Para agravar tudo isso, os tecnocratas federais, regidos pela ideologia do lucro, abriram as importações, exportando empregos, e se atrelaram aos banqueiros para promover a privatização das grandes empresas nacionais, incentivando a despedida em massa de seus trabalhadores. As grandes façanhas governamentais da reconquista da moeda e da morte da inflação se vêm fazendo sem nenhum senso de responsabilidade social pela massa trabalhadora. No máximo, dona Ruth ajuda Betinho a dar comida a algumas bocas. O que é muito justo, porque a bóia que não se come hoje não se comerá jamais, e a fome mata definitivamente.
O fato, porém, é que a política econômica vigente está desempregando milhões de trabalhadores de todos os ramos. Principalmente aqueles que mais ocupavam gente, como a construção civil e o emprego doméstico. Sou procurado por quantidades de jovens formados que nunca conseguiram um emprego. Já não têm nem esperança. A crise é tão grave que a obrigação do governo é olhar e ver as multidões de desempregados e famintos. Situação muito pior do que a seca do Nordeste, quando se criam as frentes de trabalho. Muito menos dinheiro do que as fortunas imensas que o Banco Central está dando a banqueiros vagabundos e falidos permitiria criar grandes frentes nacionais de trabalho.
Estive organizando aqui no Rio grupos de jovens favelados para replantar a Floresta da Pedra Branca.
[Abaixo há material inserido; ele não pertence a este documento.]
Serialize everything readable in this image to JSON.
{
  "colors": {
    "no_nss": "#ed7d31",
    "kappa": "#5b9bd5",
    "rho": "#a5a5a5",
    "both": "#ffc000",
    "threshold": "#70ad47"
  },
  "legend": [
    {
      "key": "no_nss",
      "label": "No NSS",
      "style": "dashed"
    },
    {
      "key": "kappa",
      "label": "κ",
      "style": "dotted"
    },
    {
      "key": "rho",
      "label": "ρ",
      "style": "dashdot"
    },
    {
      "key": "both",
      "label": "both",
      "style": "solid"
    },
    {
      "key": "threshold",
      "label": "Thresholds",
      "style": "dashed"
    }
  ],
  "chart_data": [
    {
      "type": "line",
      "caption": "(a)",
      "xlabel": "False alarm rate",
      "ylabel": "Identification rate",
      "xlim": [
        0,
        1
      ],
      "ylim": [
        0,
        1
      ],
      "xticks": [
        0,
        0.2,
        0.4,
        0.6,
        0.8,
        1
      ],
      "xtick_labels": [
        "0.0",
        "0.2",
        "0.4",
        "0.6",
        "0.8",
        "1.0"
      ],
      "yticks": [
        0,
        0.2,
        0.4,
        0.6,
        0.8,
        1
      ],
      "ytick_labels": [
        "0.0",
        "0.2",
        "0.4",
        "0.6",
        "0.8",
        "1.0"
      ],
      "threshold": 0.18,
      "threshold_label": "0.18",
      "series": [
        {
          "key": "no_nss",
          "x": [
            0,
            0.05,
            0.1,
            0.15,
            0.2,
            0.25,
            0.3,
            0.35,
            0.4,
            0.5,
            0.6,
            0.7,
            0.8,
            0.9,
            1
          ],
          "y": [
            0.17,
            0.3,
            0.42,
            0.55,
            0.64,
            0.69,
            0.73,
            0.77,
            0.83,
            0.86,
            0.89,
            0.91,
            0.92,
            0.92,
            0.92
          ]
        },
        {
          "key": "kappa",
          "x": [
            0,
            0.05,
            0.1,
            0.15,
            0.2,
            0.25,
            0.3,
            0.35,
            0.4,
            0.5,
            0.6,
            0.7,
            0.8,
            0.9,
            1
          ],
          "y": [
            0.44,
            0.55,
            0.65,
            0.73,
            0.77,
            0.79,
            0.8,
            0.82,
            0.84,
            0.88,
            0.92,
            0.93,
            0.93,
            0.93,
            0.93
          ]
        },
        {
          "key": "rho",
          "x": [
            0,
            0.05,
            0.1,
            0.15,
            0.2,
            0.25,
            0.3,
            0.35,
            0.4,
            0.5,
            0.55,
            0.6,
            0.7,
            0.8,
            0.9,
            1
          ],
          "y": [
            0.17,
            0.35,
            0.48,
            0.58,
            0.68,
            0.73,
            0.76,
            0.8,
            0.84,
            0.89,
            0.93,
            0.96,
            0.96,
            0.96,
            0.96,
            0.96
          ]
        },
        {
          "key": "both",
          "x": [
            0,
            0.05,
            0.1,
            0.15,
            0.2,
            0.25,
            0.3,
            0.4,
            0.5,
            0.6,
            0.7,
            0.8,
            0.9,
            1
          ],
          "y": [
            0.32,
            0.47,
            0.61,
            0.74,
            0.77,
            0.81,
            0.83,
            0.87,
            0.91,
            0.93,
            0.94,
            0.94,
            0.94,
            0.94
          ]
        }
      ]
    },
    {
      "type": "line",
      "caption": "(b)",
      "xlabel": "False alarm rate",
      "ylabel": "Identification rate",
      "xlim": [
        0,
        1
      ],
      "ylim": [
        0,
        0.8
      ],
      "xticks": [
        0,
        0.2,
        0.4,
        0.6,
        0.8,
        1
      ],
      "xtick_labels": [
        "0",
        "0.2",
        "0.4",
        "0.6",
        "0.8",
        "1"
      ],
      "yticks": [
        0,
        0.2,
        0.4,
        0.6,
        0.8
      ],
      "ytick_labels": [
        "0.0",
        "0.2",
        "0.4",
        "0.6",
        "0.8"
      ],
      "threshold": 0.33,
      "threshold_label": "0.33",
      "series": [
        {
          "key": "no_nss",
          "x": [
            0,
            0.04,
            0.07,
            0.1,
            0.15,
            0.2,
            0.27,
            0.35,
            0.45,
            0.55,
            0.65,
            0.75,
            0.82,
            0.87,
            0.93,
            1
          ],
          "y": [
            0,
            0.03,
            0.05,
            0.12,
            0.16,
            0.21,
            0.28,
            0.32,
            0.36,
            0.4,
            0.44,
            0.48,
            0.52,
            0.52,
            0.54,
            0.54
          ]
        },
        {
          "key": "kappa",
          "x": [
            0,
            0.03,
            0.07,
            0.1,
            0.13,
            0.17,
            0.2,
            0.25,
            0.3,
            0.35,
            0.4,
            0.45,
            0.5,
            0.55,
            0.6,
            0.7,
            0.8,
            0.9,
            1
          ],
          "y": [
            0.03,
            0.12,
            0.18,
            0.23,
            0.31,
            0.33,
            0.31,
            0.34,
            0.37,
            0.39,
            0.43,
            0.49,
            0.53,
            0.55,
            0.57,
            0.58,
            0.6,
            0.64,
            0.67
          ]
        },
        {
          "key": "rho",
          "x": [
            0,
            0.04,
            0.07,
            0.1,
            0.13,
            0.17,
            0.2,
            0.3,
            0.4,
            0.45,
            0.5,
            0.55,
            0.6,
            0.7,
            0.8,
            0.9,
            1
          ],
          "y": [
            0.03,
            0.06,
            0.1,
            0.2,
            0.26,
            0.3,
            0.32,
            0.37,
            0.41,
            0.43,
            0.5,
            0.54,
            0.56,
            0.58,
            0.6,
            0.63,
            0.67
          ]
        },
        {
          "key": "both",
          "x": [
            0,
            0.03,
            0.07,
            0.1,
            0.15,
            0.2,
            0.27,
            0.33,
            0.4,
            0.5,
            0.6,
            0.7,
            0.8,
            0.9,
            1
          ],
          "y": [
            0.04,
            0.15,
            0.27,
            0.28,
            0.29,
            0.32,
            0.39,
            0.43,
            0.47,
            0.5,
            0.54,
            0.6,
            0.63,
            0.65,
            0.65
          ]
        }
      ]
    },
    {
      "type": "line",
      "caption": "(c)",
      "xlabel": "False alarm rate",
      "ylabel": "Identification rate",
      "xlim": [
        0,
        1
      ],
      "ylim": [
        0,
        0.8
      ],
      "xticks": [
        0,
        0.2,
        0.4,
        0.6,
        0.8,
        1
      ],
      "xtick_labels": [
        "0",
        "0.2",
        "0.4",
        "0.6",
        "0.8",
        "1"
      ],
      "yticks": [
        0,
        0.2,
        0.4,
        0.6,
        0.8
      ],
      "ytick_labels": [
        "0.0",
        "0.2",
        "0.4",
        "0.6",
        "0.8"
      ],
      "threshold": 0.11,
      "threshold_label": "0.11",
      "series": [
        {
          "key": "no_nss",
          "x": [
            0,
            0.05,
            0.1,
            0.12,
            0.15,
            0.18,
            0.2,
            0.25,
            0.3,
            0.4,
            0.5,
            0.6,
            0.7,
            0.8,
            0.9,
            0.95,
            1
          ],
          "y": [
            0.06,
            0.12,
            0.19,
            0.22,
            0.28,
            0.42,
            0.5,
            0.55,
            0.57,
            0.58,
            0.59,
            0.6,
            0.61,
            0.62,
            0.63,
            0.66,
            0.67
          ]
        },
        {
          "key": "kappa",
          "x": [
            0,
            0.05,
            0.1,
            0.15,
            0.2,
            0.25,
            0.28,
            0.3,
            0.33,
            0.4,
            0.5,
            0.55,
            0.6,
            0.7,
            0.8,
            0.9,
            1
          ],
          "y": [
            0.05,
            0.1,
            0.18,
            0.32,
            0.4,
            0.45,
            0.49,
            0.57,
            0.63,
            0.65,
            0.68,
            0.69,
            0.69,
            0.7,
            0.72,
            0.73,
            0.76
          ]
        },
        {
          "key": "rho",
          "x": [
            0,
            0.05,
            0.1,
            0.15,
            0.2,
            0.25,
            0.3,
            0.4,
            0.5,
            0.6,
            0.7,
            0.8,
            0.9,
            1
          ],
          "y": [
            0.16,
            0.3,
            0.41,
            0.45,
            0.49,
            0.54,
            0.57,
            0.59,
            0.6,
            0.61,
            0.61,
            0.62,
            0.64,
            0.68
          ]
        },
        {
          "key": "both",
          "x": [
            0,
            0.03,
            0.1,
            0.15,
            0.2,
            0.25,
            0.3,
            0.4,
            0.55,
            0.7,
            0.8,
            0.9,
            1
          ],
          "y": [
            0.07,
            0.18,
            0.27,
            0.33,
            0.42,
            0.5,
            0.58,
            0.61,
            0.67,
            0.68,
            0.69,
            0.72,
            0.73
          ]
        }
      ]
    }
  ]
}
Pensei, depois, em recrutar alguns milhares mais, aos casais, para plantarem mangueiras, jaqueiras, jenipapeiras, pitombeiras, de dez em dez metros, ao longo de todas as estradas. Queria criar túneis verdes, como aqueles que Napoleão obrigou os fazendeiros franceses a plantar ao longo das estradas reais para sombra de suas tropas. A França está cortada por essas galerias douradas de álamos. O correspondente aqui seriam túneis de árvores jogando no chão frutas de graça, esverdeando mais este Brasil.